葉卿顏淡然一笑,發覺這場戲遠比她所料的還要精彩。
老嬤嬤買個孩子養老,這個理由倒是說得過去。
但至於信還是不信,大家心裡都有各自的想法。
賣孩子的夫婦一定不知道劉嬤嬤買孩子做什麼用途,所以隻能證明劉嬤嬤買了孩子,而不能證明其他的什麼。
因此,杜姨娘僅憑這一點就想要鬥倒秋姨娘,還差點兒火候。
秋姨娘故作體恤下人的模樣,挽著葉國公的胳膊道。
“老爺,劉嬤嬤年紀大了,讓她買個孩子養在身邊也無可非議。
可是某人竟然派人跟蹤我院子裡的人,弄得妾身心慌呢。
今天是劉嬤嬤被跟蹤,明天指不定就是妾身回孃家被跟蹤……妾身是不打緊,就怕起父親知道了,還以為是老爺你質疑妾身不規矩呢。
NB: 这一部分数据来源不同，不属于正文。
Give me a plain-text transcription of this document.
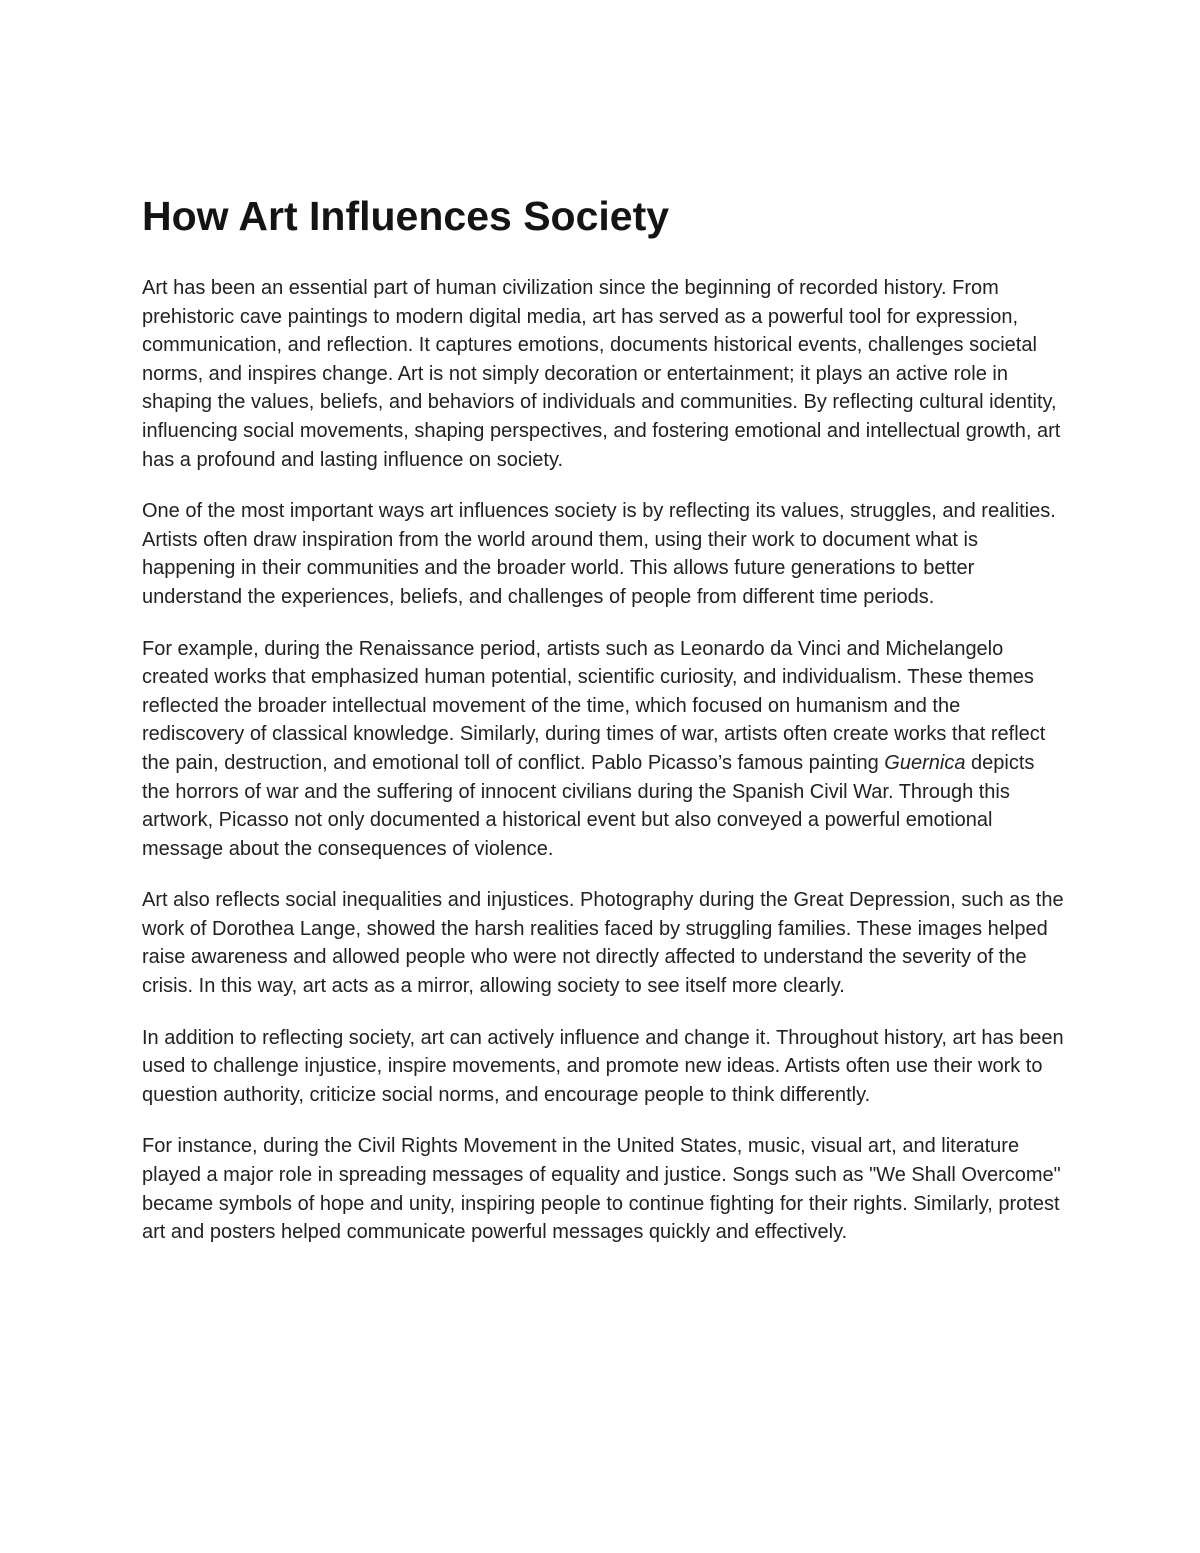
How Art Influences Society

Art has been an essential part of human civilization since the beginning of recorded history. From prehistoric cave paintings to modern digital media, art has served as a powerful tool for expression, communication, and reflection. It captures emotions, documents historical events, challenges societal norms, and inspires change. Art is not simply decoration or entertainment; it plays an active role in shaping the values, beliefs, and behaviors of individuals and communities. By reflecting cultural identity, influencing social movements, shaping perspectives, and fostering emotional and intellectual growth, art has a profound and lasting influence on society.

One of the most important ways art influences society is by reflecting its values, struggles, and realities. Artists often draw inspiration from the world around them, using their work to document what is happening in their communities and the broader world. This allows future generations to better understand the experiences, beliefs, and challenges of people from different time periods.

For example, during the Renaissance period, artists such as Leonardo da Vinci and Michelangelo created works that emphasized human potential, scientific curiosity, and individualism. These themes reflected the broader intellectual movement of the time, which focused on humanism and the rediscovery of classical knowledge. Similarly, during times of war, artists often create works that reflect the pain, destruction, and emotional toll of conflict. Pablo Picasso’s famous painting Guernica depicts the horrors of war and the suffering of innocent civilians during the Spanish Civil War. Through this artwork, Picasso not only documented a historical event but also conveyed a powerful emotional message about the consequences of violence.

Art also reflects social inequalities and injustices. Photography during the Great Depression, such as the work of Dorothea Lange, showed the harsh realities faced by struggling families. These images helped raise awareness and allowed people who were not directly affected to understand the severity of the crisis. In this way, art acts as a mirror, allowing society to see itself more clearly.

In addition to reflecting society, art can actively influence and change it. Throughout history, art has been used to challenge injustice, inspire movements, and promote new ideas. Artists often use their work to question authority, criticize social norms, and encourage people to think differently.

For instance, during the Civil Rights Movement in the United States, music, visual art, and literature played a major role in spreading messages of equality and justice. Songs such as "We Shall Overcome" became symbols of hope and unity, inspiring people to continue fighting for their rights. Similarly, protest art and posters helped communicate powerful messages quickly and effectively.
還有啊,若是某人真的膽大妄為,日後派人跟蹤老爺,豈非僭越麼?”
杜姨娘氣得渾身顫抖。
秋雲果然是能說會道。
首先裝出一副慈主的模樣,然後又把自己弄成了受害者。
緊接著就擺出她的父親秋尚書,以此向老爺施壓。
最後,還給那個“某人”蓋上了個僭越的罪名。
但凡是有點腦子的人,都聽得出,秋姨娘口中的“某人”,指的就是杜姨娘。
派人跟蹤劉嬤嬤的是杜姨娘,將這賣孩子的夫婦喊來國公府對質的,也還是杜姨娘。
今日之後,秋姨娘和杜姨孃的仇就此結下了。
蘇姨娘見風使舵,趕緊站隊。
“老爺,妾身也覺得杜姨娘這事兒做的不厚道。
她無憑無據的,就說這孩子不是秋姨娘所生,也太冇道理了。
好好的喜事兒,被弄得如此糟心,妾身都替小少爺傷心呢。”
看到蘇姨娘這等不及要討好秋姨孃的模樣,葉卿顏心中冷笑。
沉不住氣的人,註定乾不了大事。
現在就認定杜姨娘輸,未免太過武斷。
雖然她前世和杜姨孃的交集不多,但也多少知道杜姨孃的性子。
一個忍了十幾年的女人,營造出不爭不搶的假象,是不會自己撕掉偽麵的。
杜姨娘等這個機會有多久,她比誰都瞭解。
一刀致命的機會不多,杜姨娘若冇有十成的把握,會接著忍下去。
她既然選擇出手,必定見血方收。
梅苑的氣氛非常壓抑。
老夫人知道事情不簡單,卻又不好插手。
她完全可以直接說出自己的懷疑。
但若到最後真的冤枉了秋雲,就怕秋尚書那邊不好交代。
女子十月懷胎,竟被夫家質疑清白,這口氣,任誰都咽不下去。
更不要說秋尚書本就是個重門風的。
葉國公倒也冇有想那麼多。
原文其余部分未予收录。